In reality, most people wrongly mistaken healthy food with an enormous budget.
Yes, eating one or two slices of salmon and/or beef per week is something that will skyrocket you budget.
However, there are ways you can consume healthy food even if you have a tight budget.
So, the next time you think “eating healthy is expensive”, stop for a minute, think for a minute, and try this plant-based, whole food healthy diet.
And the best part is, you need only $50 per week to manage it.
Quick note, the diet plan is for single people. And men budget can go little higher than women’s.
We all buy more than what we eat each week, so the first step is to limit your shopping to things you eat and need.
With that being said, let’s take a look how you can eat healthy on a budget-friendly, plant-based diet.
Start with fresh products ( $20 weekly )
When you are trying to eat healthy, the first stop in the grocery shop you want to visit is the fresh fruits and vegetables section.
Designate approximately $20 of your weekly budget for fresh products. Buying fresh food once a week ensures that you will always have some fresh fruits and veggies in your fridge.
But limit your purchase to $20. You can throw an extra $5 if you like.
For starters, get one bag of organic leafy greens and cruciferous vegetables (kale, spinach, Brussels sprouts, cabbage).
Then, go for one head of cauliflower or broccoli and throw in some celery. It is time for some fruits, a bag of apples, oranges, bananas, everything will do.
Last, but not least, choose the side dishes, like onions, sweet potatoes, avocados. You can always replace avocado with another vegetable or buy more fruit.
Do not underestimate frozen fruits and vegetables
While the bulk of your money goes for fresh veggies and fruits, you should not neglect frozen foods, especially if you are trying to eat healthy.

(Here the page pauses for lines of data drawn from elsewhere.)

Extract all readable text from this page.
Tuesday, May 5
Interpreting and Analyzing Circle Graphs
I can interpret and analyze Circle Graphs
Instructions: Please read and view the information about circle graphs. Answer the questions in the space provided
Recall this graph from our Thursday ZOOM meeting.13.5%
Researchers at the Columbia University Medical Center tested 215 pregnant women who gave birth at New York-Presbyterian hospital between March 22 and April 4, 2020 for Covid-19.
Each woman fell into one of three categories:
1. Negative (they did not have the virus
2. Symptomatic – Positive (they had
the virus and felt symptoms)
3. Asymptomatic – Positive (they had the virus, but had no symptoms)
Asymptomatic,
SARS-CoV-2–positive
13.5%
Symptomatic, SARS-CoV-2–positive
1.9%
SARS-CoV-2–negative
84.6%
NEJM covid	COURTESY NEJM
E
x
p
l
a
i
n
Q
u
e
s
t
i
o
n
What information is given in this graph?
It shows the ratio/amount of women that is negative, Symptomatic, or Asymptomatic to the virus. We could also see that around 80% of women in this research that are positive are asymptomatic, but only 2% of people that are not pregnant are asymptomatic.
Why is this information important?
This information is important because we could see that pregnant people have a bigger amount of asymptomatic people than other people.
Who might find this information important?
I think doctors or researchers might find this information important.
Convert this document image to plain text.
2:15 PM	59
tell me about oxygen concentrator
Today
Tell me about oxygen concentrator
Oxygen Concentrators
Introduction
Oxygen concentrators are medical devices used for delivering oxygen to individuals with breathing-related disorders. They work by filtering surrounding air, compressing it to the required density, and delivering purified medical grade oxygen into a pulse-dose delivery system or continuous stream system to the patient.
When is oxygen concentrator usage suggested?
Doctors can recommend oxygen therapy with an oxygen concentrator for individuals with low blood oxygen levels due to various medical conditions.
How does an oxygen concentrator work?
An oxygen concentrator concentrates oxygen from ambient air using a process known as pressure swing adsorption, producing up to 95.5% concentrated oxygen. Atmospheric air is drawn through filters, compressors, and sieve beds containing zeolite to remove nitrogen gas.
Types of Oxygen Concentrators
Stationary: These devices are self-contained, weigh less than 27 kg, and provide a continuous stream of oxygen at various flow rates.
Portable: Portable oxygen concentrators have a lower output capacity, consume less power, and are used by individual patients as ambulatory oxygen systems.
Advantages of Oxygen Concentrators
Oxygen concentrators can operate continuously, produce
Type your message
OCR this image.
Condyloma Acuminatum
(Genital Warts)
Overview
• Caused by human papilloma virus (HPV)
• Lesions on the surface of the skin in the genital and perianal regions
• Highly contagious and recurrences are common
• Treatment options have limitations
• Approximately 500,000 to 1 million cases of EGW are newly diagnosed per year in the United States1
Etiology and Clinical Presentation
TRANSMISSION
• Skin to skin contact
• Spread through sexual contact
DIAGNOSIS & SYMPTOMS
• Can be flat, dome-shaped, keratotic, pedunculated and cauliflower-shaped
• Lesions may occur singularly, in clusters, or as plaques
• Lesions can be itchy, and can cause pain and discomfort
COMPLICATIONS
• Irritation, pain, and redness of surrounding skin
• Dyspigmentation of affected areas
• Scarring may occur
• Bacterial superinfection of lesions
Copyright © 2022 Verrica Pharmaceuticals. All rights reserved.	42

People often mistake frozen food with refined, processed and unhealthy food.
However, frozen fruits and vegetables are actually healthy, and they are great if you are trying to grocery shop on a budget.
Frozen greens, broccoli, berries, all of them are excellent choices. Broccoli and spinach can always be bought frozen, and they are cheaper than fresh.
Mixed vegetables and frozen greens are also must haves. Just remember, the frozen section is last on your list, and it is where you spend your remaining money from the $50 per week budget.
Hit the bulk section ($10-$15)
After you are done with fresh fruits and vegetables, it is time to visit the bulk section where you should spend between $10 and $15 per week.
Get some beans, nuts, grains and seeds. Just remember, do not go crazy and in overdrive when you are in the bulk section.
You probably cannot consume one pound of nuts during the week.
Always choose different seeds and nuts each week, and buy approximately two to three ounces per week.
Some suggestions include quinoa, rice, almonds, whole grain oats, beans, nuts, pumpkin seeds and much more.
Do not ignore the Aisle
If you are a fan of oats and rice, you can always get them on the aisles or in containers where you can purchase larger bags.
If you want to consume the same grain for the whole week, always go for the aisles.
You can try canned food as well, as canned beans are affordable, healthy and nutritional. Some suggestions include flax seeds, chickpeas, lentils, and oats.
Last item on the list – non-dairy products
For your liquids, choose non-dairy milk and yogurt. Even when you eat whole foods, you want milk and yogurt, as they are must-have items on everyone’s list.
You do not need to spend much money, but pick a container of milk or/and yogurt, depending on your budget.
Where do you get protein from?
The first question many people ask when they are trying a whole food, plant-based diet is where they will get the protein from.
For starters, beans and legumes are both rich in protein.
Oats are also a good option, but you can mix it up and add some mushrooms to your diet.
Nuts are another source of protein that many people underestimate.
It is all about you trying to eat healthy.
Stop making excuses, eating healthy, plant-based food is very plausible.